National Copyright Administration Vice-Director Yan Xiaohong told Xinhua, "the administration understands and supports the rights-safeguarding move taken by institutions including Microsoft."

But he pointed out that they should "pay attention to the methods".

"Whether the 'black-out' method should be adopted is open to question. Measures for safeguarding rights also need to be appropriate, We've paid great attention to the 'black-out' issue, so do many experts," he said.

Yan made the statement on the sidelines of the 2008 International Copyright Forum in response to the software giant's latest move to allay privacy.

Microsoft's latest anti-piracy tool turns computer desktops black if the installed software fails a validation test.

The program launched just after midnight on Tuesday, turns the desktop black every hour and users must manually restart the desktop.

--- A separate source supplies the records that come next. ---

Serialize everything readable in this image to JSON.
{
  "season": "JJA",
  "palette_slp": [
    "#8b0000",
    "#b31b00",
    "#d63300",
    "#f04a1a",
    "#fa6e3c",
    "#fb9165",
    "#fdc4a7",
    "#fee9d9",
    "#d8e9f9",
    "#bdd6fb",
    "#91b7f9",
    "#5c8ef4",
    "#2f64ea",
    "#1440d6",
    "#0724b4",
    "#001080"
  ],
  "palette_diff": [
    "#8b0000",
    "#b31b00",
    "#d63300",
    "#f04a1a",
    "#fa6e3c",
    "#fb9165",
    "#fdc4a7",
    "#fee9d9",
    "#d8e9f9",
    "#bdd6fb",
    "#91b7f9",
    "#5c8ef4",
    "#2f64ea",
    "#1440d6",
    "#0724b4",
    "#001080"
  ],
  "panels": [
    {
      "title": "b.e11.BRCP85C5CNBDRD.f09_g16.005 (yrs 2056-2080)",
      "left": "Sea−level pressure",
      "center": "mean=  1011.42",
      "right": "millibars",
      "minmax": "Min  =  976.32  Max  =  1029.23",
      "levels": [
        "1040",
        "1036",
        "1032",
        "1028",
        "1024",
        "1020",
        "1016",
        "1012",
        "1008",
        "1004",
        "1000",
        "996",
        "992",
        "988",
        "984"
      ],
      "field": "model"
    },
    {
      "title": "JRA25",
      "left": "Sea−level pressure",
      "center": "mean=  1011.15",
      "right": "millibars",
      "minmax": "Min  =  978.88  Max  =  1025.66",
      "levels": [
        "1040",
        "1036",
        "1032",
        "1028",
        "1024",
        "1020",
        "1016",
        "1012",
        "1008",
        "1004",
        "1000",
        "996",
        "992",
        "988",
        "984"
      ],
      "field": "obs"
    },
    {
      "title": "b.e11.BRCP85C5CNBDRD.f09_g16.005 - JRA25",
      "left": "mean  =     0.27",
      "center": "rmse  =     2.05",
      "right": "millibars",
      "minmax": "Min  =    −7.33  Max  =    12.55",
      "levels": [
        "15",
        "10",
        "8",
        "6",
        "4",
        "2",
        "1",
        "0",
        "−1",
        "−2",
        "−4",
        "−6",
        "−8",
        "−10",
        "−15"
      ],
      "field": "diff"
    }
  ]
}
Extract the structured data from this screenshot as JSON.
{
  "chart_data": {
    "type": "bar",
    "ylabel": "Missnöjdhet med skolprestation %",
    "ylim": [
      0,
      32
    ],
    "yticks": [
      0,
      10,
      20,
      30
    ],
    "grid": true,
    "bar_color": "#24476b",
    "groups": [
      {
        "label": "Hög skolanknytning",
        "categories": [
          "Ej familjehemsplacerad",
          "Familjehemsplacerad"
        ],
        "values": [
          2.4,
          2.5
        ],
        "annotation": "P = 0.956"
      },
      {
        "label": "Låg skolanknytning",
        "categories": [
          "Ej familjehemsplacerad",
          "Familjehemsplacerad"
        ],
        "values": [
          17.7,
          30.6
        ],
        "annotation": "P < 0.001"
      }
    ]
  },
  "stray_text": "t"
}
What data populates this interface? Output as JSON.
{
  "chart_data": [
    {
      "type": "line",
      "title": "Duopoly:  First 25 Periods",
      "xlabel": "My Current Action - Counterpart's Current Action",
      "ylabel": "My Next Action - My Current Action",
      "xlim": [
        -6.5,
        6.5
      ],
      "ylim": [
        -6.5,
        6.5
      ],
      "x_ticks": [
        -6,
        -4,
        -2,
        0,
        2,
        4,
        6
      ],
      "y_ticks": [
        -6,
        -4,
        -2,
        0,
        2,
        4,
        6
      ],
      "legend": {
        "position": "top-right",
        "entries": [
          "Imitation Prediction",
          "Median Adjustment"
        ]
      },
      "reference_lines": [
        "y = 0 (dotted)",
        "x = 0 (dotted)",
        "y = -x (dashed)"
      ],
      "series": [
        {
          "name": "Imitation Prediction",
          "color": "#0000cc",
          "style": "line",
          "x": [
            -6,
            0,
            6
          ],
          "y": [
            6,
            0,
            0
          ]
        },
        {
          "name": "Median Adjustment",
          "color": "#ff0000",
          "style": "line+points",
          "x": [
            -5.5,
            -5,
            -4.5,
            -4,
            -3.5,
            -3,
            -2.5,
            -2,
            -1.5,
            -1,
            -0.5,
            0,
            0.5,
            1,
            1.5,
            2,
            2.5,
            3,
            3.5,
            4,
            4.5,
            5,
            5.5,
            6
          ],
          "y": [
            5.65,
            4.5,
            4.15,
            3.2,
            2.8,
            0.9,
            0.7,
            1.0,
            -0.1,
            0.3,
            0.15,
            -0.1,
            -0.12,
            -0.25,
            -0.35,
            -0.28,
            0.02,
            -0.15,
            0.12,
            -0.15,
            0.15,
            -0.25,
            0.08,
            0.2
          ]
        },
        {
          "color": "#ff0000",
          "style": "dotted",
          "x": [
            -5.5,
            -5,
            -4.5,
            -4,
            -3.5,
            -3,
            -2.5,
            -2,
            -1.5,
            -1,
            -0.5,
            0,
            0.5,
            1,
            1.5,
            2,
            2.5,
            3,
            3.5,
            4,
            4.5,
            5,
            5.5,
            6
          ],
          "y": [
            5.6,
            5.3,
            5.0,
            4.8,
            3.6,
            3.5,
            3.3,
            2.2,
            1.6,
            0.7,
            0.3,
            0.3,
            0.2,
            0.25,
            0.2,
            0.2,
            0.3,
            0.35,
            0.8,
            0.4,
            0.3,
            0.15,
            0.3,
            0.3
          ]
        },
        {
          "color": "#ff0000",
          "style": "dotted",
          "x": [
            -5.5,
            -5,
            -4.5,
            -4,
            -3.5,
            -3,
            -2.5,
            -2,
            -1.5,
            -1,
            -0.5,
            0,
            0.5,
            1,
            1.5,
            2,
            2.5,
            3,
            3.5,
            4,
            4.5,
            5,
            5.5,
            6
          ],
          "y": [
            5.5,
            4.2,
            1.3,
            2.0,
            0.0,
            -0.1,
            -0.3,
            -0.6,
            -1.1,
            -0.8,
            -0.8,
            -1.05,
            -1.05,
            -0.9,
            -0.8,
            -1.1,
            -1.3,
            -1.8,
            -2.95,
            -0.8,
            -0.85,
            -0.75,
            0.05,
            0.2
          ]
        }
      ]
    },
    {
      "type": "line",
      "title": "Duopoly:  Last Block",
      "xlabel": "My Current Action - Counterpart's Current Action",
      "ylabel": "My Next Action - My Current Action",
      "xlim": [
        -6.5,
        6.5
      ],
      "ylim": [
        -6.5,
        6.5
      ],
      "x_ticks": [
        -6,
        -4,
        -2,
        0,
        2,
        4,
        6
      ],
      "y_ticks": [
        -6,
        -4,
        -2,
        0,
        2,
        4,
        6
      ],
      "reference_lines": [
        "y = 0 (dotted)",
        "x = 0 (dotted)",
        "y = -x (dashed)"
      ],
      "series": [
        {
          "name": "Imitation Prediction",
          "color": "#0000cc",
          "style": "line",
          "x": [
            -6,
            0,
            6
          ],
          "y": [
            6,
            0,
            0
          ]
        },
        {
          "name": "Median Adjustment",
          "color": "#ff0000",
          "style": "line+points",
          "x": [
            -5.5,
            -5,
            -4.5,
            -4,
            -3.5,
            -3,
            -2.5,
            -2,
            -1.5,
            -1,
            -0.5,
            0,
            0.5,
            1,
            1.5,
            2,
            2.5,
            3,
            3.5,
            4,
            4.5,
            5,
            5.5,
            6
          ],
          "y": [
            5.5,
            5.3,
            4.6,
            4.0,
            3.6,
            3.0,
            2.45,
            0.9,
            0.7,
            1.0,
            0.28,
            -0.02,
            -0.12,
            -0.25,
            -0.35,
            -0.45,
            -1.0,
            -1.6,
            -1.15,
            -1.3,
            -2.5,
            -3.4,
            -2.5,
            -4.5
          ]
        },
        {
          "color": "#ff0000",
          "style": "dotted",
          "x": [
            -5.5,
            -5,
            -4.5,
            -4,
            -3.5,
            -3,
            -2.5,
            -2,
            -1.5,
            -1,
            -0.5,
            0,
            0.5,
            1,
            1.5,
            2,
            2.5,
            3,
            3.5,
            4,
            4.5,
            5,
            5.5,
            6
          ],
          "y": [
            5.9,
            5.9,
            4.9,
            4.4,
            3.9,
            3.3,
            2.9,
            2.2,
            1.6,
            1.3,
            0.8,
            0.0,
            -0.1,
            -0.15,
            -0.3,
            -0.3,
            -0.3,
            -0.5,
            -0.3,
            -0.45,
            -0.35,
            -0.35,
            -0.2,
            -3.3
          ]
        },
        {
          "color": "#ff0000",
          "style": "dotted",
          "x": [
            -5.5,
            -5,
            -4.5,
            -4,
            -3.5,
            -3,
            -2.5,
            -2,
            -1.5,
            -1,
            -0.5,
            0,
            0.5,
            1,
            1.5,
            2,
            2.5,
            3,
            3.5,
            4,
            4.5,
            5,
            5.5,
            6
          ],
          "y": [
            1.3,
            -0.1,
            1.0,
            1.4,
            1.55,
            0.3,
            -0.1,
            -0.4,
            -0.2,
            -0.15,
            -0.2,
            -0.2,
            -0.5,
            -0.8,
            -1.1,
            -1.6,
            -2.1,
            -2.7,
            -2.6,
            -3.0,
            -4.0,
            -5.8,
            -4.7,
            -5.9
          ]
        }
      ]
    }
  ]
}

The move has been met with fury by Chinese computer users and renewed complaints over the price of genuine software.

Yan said the strategy of using a unified global price for Microsoft products was questionable.

"We believe Microsoft's price policies should fit the Chinese situation. The company adopted unified prices in the past without considering the income gap between developed and developing countries, so we need to kindly remind them that Chinese customers' affordability should be considered," Yan said.

But some software specialists called on the nation to use more of domestic products when facing the American company's latest anti-piracy move.

"The black screen teaches us a better lesson than all preaching," said Ni Guangnan, a leading researcher at the Institute of Computing Technology of the Chinese Academy of Sciences and academician of Chinese Academy of Engineering.

"Now people understand why China needs its own software, especially basic programs.... Aren't worse things likely to happen in the future?" Ni asked.